Other considerations for planning time-off

1. Know how much time off is appropriate.

If your horse needs a break, aim for about a month of downtime. Any additional month off past the first month will add significantly more time to reconditioning to ideal fitness. At about six months of reduced exercise, the loss of cardiovascular fitness can be significant. Exercise will become very strenuous for him when reintroduced. Any benefits of the break will have likely waned.

Also, keep your goals in mind. Plan backwards from the dates you need your horse at his fittest. Give yourself plenty of time to recondition and prepare. Make sure not to rush any step of the conditioning process.

2. Come down gradually

Dr. Hilary Clayton recommends coming down from your exercise regimen gradually.

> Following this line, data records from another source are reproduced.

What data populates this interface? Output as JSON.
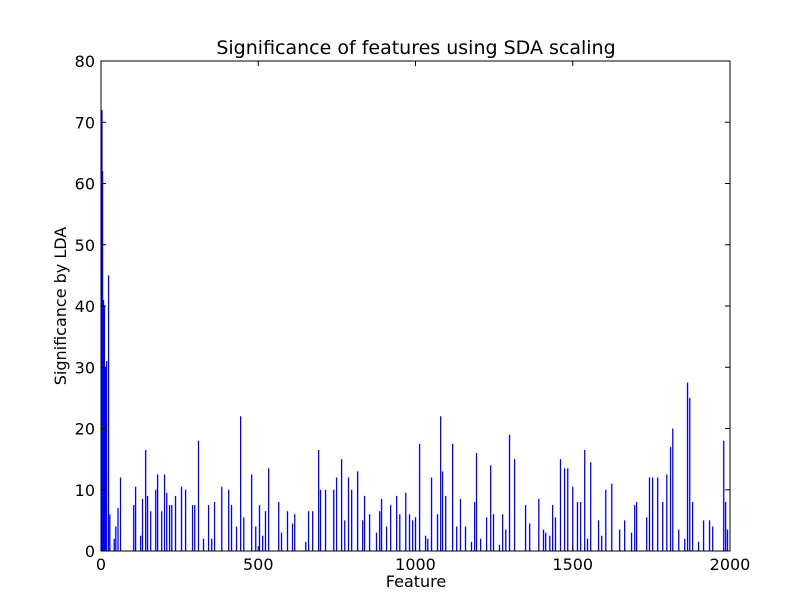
{
  "chart_data": {
    "type": "bar",
    "title": "Significance of features using SDA scaling",
    "xlabel": "Feature",
    "ylabel": "Significance by LDA",
    "color": "#0000ff",
    "x": [
      1,
      3,
      6,
      9,
      12,
      16,
      22,
      26,
      40,
      45,
      52,
      60,
      102,
      108,
      124,
      130,
      140,
      146,
      156,
      172,
      178,
      191,
      200,
      207,
      216,
      223,
      235,
      254,
      267,
      289,
      296,
      308,
      324,
      340,
      350,
      359,
      382,
      404,
      413,
      429,
      442,
      452,
      477,
      490,
      502,
      512,
      521,
      531,
      563,
      572,
      591,
      607,
      614,
      649,
      658,
      671,
      690,
      696,
      712,
      738,
      747,
      763,
      773,
      785,
      795,
      814,
      830,
      836,
      852,
      874,
      884,
      890,
      906,
      919,
      938,
      948,
      967,
      979,
      989,
      998,
      1011,
      1030,
      1037,
      1049,
      1068,
      1078,
      1084,
      1094,
      1116,
      1129,
      1141,
      1157,
      1176,
      1186,
      1192,
      1205,
      1224,
      1237,
      1246,
      1265,
      1275,
      1285,
      1297,
      1313,
      1348,
      1361,
      1390,
      1405,
      1412,
      1425,
      1434,
      1443,
      1459,
      1472,
      1482,
      1498,
      1513,
      1523,
      1536,
      1545,
      1555,
      1580,
      1590,
      1603,
      1622,
      1647,
      1663,
      1685,
      1695,
      1701,
      1733,
      1742,
      1752,
      1768,
      1784,
      1797,
      1809,
      1816,
      1835,
      1854,
      1863,
      1870,
      1879,
      1898,
      1914,
      1933,
      1943,
      1978,
      1984,
      1990
    ],
    "values": [
      72,
      62,
      41,
      40,
      30,
      31,
      45,
      6,
      2,
      4,
      7,
      12,
      7.5,
      10.5,
      2.5,
      8.5,
      16.5,
      9,
      6.5,
      10,
      12.5,
      6.5,
      12.5,
      9.5,
      7.5,
      7.5,
      9,
      10.5,
      10,
      7.5,
      7.5,
      18,
      2,
      7.5,
      2,
      8,
      10.5,
      10,
      7.5,
      4,
      22,
      5.5,
      12.5,
      4,
      7.5,
      2.5,
      6.5,
      13.5,
      8,
      3,
      6.5,
      4.5,
      6,
      1.5,
      6.5,
      6.5,
      16.5,
      10,
      10,
      10,
      12,
      15,
      5,
      12,
      10,
      13,
      5,
      9,
      6,
      3,
      6.5,
      8.5,
      4,
      7.5,
      9,
      6,
      9.5,
      6,
      5,
      5.5,
      17.5,
      2.5,
      2,
      12,
      6,
      22,
      13,
      9,
      17.5,
      4,
      8.5,
      4,
      1.5,
      8,
      16,
      2,
      5.5,
      14,
      6,
      1,
      6,
      3.5,
      19,
      15,
      7.5,
      4.5,
      8.5,
      3.5,
      3,
      2.5,
      7.5,
      5.5,
      15,
      13.5,
      13.5,
      10.5,
      8,
      8,
      16.5,
      2,
      14.5,
      5,
      2.5,
      10,
      11,
      3.5,
      5,
      3,
      7.5,
      8,
      5.5,
      12,
      12,
      12,
      8,
      12.5,
      17,
      20,
      3.5,
      2,
      27.5,
      25,
      8,
      1.5,
      5,
      5,
      4,
      18,
      8,
      3.5
    ],
    "xlim": [
      0,
      2000
    ],
    "xticks": [
      0,
      500,
      1000,
      1500,
      2000
    ],
    "ylim": [
      0,
      80
    ],
    "yticks": [
      0,
      10,
      20,
      30,
      40,
      50,
      60,
      70,
      80
    ]
  }
}
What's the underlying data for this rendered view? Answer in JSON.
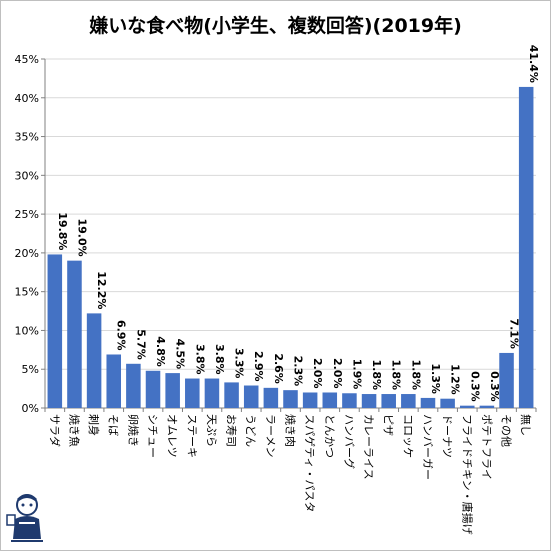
{
  "chart_data": {
    "type": "bar",
    "title": "嫌いな食べ物(小学生、複数回答)(2019年)",
    "categories": [
      "サラダ",
      "焼き魚",
      "刺身",
      "そば",
      "卵焼き",
      "シチュー",
      "オムレツ",
      "ステーキ",
      "天ぷら",
      "お寿司",
      "うどん",
      "ラーメン",
      "焼き肉",
      "スパゲティ・パスタ",
      "とんかつ",
      "ハンバーグ",
      "カレーライス",
      "ピザ",
      "コロッケ",
      "ハンバーガー",
      "ドーナツ",
      "フライドチキン・唐揚げ",
      "ポテトフライ",
      "その他",
      "無し"
    ],
    "values": [
      19.8,
      19.0,
      12.2,
      6.9,
      5.7,
      4.8,
      4.5,
      3.8,
      3.8,
      3.3,
      2.9,
      2.6,
      2.3,
      2.0,
      2.0,
      1.9,
      1.8,
      1.8,
      1.8,
      1.3,
      1.2,
      0.3,
      0.3,
      7.1,
      41.4
    ],
    "value_labels": [
      "19.8%",
      "19.0%",
      "12.2%",
      "6.9%",
      "5.7%",
      "4.8%",
      "4.5%",
      "3.8%",
      "3.8%",
      "3.3%",
      "2.9%",
      "2.6%",
      "2.3%",
      "2.0%",
      "2.0%",
      "1.9%",
      "1.8%",
      "1.8%",
      "1.8%",
      "1.3%",
      "1.2%",
      "0.3%",
      "0.3%",
      "7.1%",
      "41.4%"
    ],
    "yticks": [
      "0%",
      "5%",
      "10%",
      "15%",
      "20%",
      "25%",
      "30%",
      "35%",
      "40%",
      "45%"
    ],
    "ylim": [
      0,
      45
    ],
    "grid": true,
    "bar_color": "#4472c4"
  }
}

Take about two weeks to reduce intensity and to change his diet accordingly.

3. Monitor

Keep track of how your horse is responding to his corresponding work load. Pay attention to his soundness, suppleness, how quickly he becomes fatigued, how long it takes until he’s breathing heavily, and the time it takes for him to get back into shape. You can use Prospeqs to keep this data organized.

4. Think holistically

When reducing his work load, watch his diet, coat length, saddle fit with potential conformational changes, and his hoof condition. Talk with your farrier about whether it makes sense to pull his shoes to give his feet a chance to repair.

Consider your horse’s mental state with less work, too. Does he need additional engagement with the “unused” energy he isn’t spending on normal exercise? Is time off more stressful for him than having a consistent job that he enjoys?

Consult your veterinarian about other considerations you might have to make for your unique animal.

5. Be patient and diligent when getting back into work after time off.

An out-of-shape horse is quick to fatigue. Fatigue causes injury.

Remember, strength fitness takes time to rebuild, and your horse’s musculoskeletal system is vulnerable during the reconditioning process.

For rebuilding cardiovascular fitness, Dr. Clayton recommends spending about a week introducing cardiovascular exercises gradually.

Ultimately, time off is an investment of time and planning that pays off tremendously. It’s often necessary to prevent burnout, for both your horse and for you as a rider. When you let your horse be a horse, he’ll give you more of himself in return.